Below are the 13(!) “answers” Sanders offered Cuomo, in chronological order. I’ve added a few thoughts (in the narrator voice of Ron Howard on “Arrested Development”) in italics after Sanders’ “answers.”
  1. “I know I answered this question on Monday. I answered it on Tuesday, and I’m going to answer it the same way today and you’re probably not going to like it anymore on Wednesday than it sounds like you liked it on Monday or Tuesday. But this is a legal matter and the appropriate individuals to answer questions on a legal matter are the outside counsel.” (She didn’t answer it. Not any of those times.)
  2. “This is a legal process and I would refer you to the appropriate venue to answer questions on a legal back-and-forth. And that is the President’s outside counsel. And that’s who you should ask those questions of.” (But, if it is a legal process now, why wasn’t it a legal process back in August 2017? The special counsel had already been formed!)
  3. “If you guys want to talk about questions that have to do with White House policy and substantive policy, I’m happy to try to answer those and do the best I can to provide you that information. If you want to talk about things that don’t have anything to do with me.”(This does have to do with the White House! This is about the fundamental credibility of the communications operation at the White House.)

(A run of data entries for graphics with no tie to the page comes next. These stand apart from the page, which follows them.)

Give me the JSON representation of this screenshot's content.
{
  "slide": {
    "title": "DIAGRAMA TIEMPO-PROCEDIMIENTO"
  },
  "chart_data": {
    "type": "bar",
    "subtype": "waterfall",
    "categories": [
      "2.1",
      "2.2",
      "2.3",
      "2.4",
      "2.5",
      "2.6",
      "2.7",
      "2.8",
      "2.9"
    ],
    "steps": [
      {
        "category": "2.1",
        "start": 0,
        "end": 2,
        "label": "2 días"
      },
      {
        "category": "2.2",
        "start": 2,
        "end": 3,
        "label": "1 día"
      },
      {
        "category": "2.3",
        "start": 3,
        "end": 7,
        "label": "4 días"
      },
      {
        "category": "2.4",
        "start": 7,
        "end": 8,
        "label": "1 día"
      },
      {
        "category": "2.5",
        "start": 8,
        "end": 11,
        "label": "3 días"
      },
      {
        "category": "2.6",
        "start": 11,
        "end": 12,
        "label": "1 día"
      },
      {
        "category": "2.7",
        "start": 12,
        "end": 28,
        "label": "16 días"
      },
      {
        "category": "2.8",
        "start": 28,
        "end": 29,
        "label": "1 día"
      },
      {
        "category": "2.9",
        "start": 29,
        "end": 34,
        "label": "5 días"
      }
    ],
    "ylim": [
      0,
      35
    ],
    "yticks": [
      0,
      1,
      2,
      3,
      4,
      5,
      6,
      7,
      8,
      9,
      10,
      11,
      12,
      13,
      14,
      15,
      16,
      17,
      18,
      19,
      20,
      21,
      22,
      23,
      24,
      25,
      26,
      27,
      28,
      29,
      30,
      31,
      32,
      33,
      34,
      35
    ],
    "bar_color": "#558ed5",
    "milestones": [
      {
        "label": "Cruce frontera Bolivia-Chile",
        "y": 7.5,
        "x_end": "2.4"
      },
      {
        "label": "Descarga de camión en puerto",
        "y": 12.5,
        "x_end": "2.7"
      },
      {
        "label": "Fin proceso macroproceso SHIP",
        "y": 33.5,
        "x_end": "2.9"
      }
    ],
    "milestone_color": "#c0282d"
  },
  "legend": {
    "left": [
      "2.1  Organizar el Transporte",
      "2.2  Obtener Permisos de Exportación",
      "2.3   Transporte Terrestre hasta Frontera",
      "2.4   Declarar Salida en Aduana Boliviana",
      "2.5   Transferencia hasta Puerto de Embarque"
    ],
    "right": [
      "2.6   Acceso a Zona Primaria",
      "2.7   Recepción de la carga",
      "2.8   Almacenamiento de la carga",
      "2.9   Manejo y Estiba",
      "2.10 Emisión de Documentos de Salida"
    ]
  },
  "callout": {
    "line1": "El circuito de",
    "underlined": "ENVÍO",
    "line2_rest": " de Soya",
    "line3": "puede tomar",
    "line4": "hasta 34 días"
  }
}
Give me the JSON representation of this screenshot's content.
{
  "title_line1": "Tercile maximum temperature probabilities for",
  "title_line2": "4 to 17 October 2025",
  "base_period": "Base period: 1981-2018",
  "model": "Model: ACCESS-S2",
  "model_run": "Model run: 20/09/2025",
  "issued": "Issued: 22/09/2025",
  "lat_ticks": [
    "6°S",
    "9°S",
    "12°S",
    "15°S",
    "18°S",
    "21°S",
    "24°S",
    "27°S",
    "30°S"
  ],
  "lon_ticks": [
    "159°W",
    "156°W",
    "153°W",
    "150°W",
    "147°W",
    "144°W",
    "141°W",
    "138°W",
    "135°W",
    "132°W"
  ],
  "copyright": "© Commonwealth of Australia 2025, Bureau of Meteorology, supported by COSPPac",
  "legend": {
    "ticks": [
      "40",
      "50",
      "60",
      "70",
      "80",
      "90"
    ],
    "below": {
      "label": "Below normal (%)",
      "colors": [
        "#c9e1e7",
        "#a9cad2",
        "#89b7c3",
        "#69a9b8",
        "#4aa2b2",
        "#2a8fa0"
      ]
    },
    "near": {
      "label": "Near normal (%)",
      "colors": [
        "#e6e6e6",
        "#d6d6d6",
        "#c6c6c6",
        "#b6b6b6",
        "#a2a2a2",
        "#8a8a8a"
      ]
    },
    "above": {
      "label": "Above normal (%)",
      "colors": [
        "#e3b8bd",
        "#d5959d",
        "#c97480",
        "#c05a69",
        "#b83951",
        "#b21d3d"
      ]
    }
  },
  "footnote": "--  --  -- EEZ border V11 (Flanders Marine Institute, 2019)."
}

  4. “I don’t understand having to answer the same question over and over and over again.” (She does understand. The reason is because she hasn’t answered it. Not once.)
  5. “No, that’s not true. I’ve answered it, you just didn’t like the answer. There’s a big difference between me answering it and you not liking the answer.” (There would be — if she had answered the question. Which she hasn’t.)
  6. “I’m not going to get into a back-and-forth with you. I’ve addressed it. The outside counsel has addressed it. They’ve answered this question over the last couple of days and I would refer you back to those comments.” (Please refer back to my past non-answers. Also, you’re welcome.)
  7. “I wish that we spent a lot less time focused on things the American people don’t care about. I wish we spent a lot less time talking about this witch hunt and that we talked about things that impact everyday Americans. I wish we spent a lot more time talking about the economy.” (This “witch hunt” has led to five guilty pleas, including from Trump’s deputy campaign chairman and his national security adviser.)
  8. “I understand if you guys didn’t want to put the veterans (on air) … I think that’s a sad decision you made.” (Because you didn’t run the entirety of an event featuring veterans, you are a) against Donald Trump b) sad.)
  9. “Again, that’s a question you would have to ask the outside counsel. I’m not going to have a legal conversation with you here. If you want to talk about issues again that matter to the American people, I’m happy to do that.” (Whether the White House can be trusted to, you know, tell the truth is something the American public is interested in.)
  10. “I’ve answered this question multiple times. And no matter how many times I answer it for you, it’s not going to change. It’s the same one.” (She hasn’t. And she won’t.)
  11. “We are purposefully walling ourselves off and allowing the outside counsel to do their job. And we’re doing ours.” (But, but, but why then did she answer the question — insisting Trump did not dictate the statement — back in August 2017?)
  12. “I’m starting to regret sitting here, because I’ve answered the same question a million times.” (But, well, you haven’t answered it. Not even once.)
  13. “I’m very comfortable with my credibility and the fact that I think by sitting here right now and taking questions from you — shows the type of person I am, shows my effort to provide information. And frankly, to be in an environment that’s not exactly friendly, that’s not exactly one that I think a lot of people in my position would come and sit in. And I think that speaks a lot to my credibility. And if you want to focus on my credibility, I think that’s something you should certainly look at.” (Credibility is premised on telling the truth. Sanders is not doing that. The end.)